AI Safety Atlas Ch.5 — Evaluation Techniques

Source: Evaluation Techniques

Two complementary technique families: behavioral (analyze outputs, “black-box”) and internal (examine activations and computations, “gray-box”). Combined, they build stronger safety evidence than either alone. See evaluation-techniques.

Behavioral Techniques

Standard Prompting and Testing

Most basic form — predefined inputs, analyze outputs. Even “simple” testing requires careful question framing.

Elicitation and Scaffolding

Best-of-N Sampling — generate multiple responses, select the best per scoring criteria. Establishes upper bounds on capability. METR’s modular agent framework uses a four-step loop: Prompter → Generator → Discriminator → Actor.

Multi-Step Reasoning Prompting — “Let’s solve this step by step.” Variants: Chain of Thought (CoT), CoT-Self-Consistency, Tree of Thoughts, Graph of Thoughts. Reveals dormant capabilities.
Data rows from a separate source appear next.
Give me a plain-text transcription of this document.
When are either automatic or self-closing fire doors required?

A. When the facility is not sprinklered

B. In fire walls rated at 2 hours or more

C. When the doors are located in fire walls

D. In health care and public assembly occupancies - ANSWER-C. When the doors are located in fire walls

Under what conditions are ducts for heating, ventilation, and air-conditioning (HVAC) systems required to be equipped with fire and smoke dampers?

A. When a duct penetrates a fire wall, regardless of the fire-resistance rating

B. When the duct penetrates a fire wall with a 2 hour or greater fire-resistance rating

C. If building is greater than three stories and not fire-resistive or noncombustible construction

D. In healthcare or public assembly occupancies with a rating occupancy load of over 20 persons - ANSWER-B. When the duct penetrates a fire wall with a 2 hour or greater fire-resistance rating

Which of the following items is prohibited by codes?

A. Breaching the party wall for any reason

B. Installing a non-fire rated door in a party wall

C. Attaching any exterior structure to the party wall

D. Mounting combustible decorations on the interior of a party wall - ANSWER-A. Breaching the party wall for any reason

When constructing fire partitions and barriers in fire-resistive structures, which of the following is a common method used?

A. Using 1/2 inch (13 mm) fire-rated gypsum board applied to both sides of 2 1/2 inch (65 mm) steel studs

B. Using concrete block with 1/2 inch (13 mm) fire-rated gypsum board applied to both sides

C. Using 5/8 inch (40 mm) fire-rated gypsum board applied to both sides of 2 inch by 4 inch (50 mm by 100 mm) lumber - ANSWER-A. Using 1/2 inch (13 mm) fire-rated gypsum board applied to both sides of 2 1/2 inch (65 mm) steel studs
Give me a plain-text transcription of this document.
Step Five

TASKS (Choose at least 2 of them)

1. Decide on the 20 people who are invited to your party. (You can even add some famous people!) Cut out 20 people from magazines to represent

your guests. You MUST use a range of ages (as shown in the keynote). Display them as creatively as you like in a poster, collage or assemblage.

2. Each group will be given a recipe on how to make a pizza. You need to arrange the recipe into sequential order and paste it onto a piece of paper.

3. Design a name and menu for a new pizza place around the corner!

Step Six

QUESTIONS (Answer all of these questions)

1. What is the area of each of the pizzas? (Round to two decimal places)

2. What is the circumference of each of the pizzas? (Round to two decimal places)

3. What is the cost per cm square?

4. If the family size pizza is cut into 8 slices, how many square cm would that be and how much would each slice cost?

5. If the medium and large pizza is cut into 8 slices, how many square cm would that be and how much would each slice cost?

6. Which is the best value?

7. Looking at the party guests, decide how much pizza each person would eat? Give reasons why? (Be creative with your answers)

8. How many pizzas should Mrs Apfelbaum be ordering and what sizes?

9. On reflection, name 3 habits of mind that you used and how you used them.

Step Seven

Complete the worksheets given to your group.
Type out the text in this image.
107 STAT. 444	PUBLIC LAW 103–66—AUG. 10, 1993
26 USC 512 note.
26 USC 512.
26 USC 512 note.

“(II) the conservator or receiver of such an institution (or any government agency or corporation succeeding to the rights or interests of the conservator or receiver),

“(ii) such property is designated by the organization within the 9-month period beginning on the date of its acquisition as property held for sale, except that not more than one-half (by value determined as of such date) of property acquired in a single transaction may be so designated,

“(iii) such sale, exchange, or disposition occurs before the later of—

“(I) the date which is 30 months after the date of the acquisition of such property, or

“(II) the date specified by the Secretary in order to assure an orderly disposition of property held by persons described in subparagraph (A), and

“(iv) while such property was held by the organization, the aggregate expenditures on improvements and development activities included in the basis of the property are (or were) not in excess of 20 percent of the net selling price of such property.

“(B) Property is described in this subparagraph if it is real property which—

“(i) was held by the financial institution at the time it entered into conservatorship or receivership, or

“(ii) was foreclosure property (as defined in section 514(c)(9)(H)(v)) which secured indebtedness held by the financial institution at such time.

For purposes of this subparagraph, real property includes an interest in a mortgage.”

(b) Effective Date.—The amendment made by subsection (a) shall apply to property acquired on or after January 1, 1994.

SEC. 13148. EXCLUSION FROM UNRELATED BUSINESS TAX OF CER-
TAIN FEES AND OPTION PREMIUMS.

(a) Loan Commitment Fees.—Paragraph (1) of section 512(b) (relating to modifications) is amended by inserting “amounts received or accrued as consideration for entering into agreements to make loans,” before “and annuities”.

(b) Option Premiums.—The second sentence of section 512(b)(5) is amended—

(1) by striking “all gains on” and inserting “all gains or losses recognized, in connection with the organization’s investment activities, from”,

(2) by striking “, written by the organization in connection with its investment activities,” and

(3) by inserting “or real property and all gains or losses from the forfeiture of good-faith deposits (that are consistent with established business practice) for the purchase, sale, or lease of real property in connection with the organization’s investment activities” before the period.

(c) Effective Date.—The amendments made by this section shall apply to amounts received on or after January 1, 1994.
Supervised Fine-Tuning — modify weights to consistently exhibit specific behaviors. Research using “password-locked models” showed fine-tuning recovers >90% of hidden performance with just a few examples. More reliable than prompting for capability elicitation.

Tool-Augmentation — give models access to external tools/APIs. Reveals capabilities through scaffolding.

Red Teaming — systematic attempts to elicit concerning behaviors. Used extensively in control evaluations.

Long-Term Interaction Studies — model behavior over extended interactions. DeepMind’s “Hidden Agenda” evaluation studies multi-turn manipulation.

Internal Techniques

Examine internal representations, activation patterns, computational mechanisms. Currently under development — most evaluations still use only behavioral techniques.

Enumerative Safety

Systematically catalog individual features (concepts) that neural networks represent internally. Differs from mechanistic interpretability (which traces computational pathways).

Sparse Autoencoders (SAEs)

Decompose activations into non-overlapping interpretable components. Anthropic extracted interpretable features from Claude 3 Sonnet revealing deception, sycophancy, and bias features. Used in alignment auditing to identify hidden objectives.

Representation Analysis (RepE)

Studies how models encode information internally. Places representations at analysis center (vs. neurons or circuits in mech interp).

Probes

Linear classifiers trained on internal activations to detect specific patterns. Researchers trained “coup probes” reliably flagging takeover-attempt patterns even with different wording or translation.

Probe limitation: depends on models not being dramatically more capable than humans in safety-critical domains. Extremely advanced systems might manipulate internal representations to fool probes (“gradient hacking”) — currently extremely difficult.

Alignment Audits

Systematic investigations into whether AI models pursue hidden objectives.

Anthropic’s “auditing game”: deliberately trained Claude 3.5 Haiku as RM-sycophant exploiting reward model biases. Four research teams investigated. Three teams with training-data access succeeded; one team without data access failed. Key insight: training-data access is load-bearing for hidden-objective detection.

The Poser benchmark — 324 LLaMA-13B model pairs, one aligned and one alignment-faker. Tested detection strategies:

  • “Intoxicating” via activation noise → 98% detection
  • Fine-tuning learning-rate comparison → 90% accuracy
  • Activation-direction analysis → 71% accuracy

Combined Defense in Depth

The Atlas’s stance: internal techniques complement behavioral methods — they don’t replace them. “De-correlated signals” improve detection vs. either alone.

Fundamental limitations of internal techniques:

  • Superposition (concepts distributed across neurons)
  • Inherent errors in current SAEs
  • Difficulty measuring progress without ground truth
  • “Long tail” of complex poorly-understood behaviors
  • Can’t prove absence of deceptive circuits

The goal: make deception harder and riskier for AI, not guarantee detection.